2011-03-08 Thread Hongbo Zhu
I like the idea about coloring tim-barrels.

At the moment the secondary structures can be selected in PyMOL using 
selector ss. I wonder whether it makes sense to label each strand with 
an index so we can select each strand individually, e.g.

select ss s5 # select the 5th strand from the N-term

and then one can flip the colors of the two sides of the strand in 
case it is not colored properly according to the user.

hongbo

On 03/08/2011 10:16 AM, Keitaro Yamashita wrote:
 Dear Hongbo,

 For example, user can put something like light source and front is
 defined as the side light hits.
 (though it would be undefined If sheet plane is placed parallel to the 
 ray..)
 and even the same strand can have half of it facing the light source and
 the other half turned opposite to the source.

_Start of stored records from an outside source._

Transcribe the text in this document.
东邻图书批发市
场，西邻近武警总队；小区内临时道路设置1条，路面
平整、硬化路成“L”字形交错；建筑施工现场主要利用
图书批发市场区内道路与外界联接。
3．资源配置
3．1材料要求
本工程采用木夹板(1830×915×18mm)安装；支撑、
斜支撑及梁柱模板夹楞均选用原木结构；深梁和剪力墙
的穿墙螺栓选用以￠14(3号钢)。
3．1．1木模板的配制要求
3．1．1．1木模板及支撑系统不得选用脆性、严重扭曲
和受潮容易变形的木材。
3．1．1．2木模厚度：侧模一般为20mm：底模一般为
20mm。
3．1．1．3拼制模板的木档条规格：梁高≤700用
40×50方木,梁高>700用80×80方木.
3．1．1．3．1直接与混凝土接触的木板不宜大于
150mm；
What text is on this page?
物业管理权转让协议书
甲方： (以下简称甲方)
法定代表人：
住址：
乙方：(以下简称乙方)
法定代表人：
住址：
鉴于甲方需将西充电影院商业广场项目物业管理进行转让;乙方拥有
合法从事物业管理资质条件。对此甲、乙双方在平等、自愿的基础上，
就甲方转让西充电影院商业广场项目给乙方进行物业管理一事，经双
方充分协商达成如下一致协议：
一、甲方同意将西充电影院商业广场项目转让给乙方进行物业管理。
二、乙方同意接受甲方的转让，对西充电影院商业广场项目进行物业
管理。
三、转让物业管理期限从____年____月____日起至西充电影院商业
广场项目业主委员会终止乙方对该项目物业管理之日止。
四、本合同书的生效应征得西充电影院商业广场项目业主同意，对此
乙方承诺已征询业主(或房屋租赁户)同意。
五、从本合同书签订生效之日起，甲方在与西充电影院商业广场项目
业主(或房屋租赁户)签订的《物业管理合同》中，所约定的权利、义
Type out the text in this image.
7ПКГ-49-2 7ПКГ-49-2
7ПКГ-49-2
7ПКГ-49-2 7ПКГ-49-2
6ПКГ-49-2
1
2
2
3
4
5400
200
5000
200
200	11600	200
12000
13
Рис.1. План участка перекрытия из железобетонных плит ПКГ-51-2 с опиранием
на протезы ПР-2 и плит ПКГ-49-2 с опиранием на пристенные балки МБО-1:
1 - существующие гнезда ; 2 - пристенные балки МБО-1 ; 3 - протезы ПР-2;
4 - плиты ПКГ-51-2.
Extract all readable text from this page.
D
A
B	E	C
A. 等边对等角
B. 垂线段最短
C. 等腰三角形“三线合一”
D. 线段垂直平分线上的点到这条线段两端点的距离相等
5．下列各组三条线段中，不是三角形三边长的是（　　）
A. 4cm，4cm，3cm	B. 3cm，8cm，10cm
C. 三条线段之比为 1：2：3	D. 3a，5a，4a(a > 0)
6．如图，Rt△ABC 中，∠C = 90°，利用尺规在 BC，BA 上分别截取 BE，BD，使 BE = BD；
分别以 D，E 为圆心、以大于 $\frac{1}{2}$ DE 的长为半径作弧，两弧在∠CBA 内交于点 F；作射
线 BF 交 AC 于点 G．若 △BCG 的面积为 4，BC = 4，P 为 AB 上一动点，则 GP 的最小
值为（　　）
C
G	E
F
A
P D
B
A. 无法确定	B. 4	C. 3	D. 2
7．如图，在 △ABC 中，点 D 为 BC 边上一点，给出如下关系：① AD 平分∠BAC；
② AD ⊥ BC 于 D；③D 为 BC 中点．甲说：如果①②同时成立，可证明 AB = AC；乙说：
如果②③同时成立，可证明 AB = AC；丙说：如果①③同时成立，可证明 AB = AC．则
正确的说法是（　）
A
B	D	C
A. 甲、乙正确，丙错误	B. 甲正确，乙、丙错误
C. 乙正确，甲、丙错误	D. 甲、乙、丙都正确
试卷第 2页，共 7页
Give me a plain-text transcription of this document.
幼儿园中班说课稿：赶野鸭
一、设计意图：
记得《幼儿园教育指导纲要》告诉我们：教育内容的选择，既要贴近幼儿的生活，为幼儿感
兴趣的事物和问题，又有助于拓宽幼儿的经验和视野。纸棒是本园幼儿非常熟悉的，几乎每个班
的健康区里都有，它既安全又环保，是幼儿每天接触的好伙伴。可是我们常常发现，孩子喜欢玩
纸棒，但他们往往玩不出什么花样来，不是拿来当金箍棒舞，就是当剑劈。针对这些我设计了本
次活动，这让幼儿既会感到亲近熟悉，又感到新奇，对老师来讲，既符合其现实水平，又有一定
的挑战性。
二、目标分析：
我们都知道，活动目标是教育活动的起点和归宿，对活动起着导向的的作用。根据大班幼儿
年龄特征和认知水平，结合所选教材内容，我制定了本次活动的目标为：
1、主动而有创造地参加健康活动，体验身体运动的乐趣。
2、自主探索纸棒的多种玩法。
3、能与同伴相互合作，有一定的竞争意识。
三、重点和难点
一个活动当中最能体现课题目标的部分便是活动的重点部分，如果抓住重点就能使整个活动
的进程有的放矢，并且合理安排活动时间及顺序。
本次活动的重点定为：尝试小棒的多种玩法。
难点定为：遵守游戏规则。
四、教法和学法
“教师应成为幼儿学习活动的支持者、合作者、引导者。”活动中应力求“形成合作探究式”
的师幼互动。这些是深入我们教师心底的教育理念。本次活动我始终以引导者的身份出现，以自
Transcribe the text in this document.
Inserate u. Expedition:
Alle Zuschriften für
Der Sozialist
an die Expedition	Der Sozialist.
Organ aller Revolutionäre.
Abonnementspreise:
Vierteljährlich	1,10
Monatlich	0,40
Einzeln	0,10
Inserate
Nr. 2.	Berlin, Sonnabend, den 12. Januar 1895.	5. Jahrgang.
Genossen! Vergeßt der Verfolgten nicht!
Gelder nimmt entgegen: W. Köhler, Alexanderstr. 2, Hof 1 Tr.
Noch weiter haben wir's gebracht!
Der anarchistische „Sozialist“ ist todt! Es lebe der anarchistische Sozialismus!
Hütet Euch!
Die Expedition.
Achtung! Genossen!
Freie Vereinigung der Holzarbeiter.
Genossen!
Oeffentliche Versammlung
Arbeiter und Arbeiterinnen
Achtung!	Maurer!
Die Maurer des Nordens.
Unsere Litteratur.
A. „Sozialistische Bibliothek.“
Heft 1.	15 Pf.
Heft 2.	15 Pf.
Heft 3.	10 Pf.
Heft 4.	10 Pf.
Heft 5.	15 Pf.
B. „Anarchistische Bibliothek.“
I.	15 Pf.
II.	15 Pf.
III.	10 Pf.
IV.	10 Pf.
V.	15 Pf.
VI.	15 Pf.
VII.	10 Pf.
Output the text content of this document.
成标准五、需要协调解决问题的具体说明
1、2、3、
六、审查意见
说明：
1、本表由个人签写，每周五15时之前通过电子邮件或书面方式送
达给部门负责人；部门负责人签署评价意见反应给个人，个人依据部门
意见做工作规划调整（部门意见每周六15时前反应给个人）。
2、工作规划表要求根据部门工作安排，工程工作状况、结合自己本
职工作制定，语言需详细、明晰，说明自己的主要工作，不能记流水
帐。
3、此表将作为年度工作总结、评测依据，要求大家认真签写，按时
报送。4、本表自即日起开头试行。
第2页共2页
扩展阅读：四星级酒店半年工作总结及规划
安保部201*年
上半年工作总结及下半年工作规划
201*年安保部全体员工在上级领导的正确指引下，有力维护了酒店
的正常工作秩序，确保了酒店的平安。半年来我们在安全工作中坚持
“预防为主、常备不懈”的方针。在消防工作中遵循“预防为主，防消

 I think this definition is useful when color e.g. beta-barrel, but
 definitely includes ambiguity.
 Then, how about defining front side as the C-beta direction of
 starting residue of sheet?


 Cheers,

 Keitaro

 2011年3月8日火曜日 Hongbo Zhu hongbo@biotec.tu-dresden.de:
 Hi, Keitaro,

 On 03/08/2011 03:11 AM, Keitaro Yamashita wrote:
 Dear Hongbo,

 For example, user can put something like light source and front is
 defined as the side light hits.
 (though it would be undefined If sheet plane is placed parallel to the 
 ray..)
 and even the same strand can have half of it facing the light source and
 the other half turned opposite to the source.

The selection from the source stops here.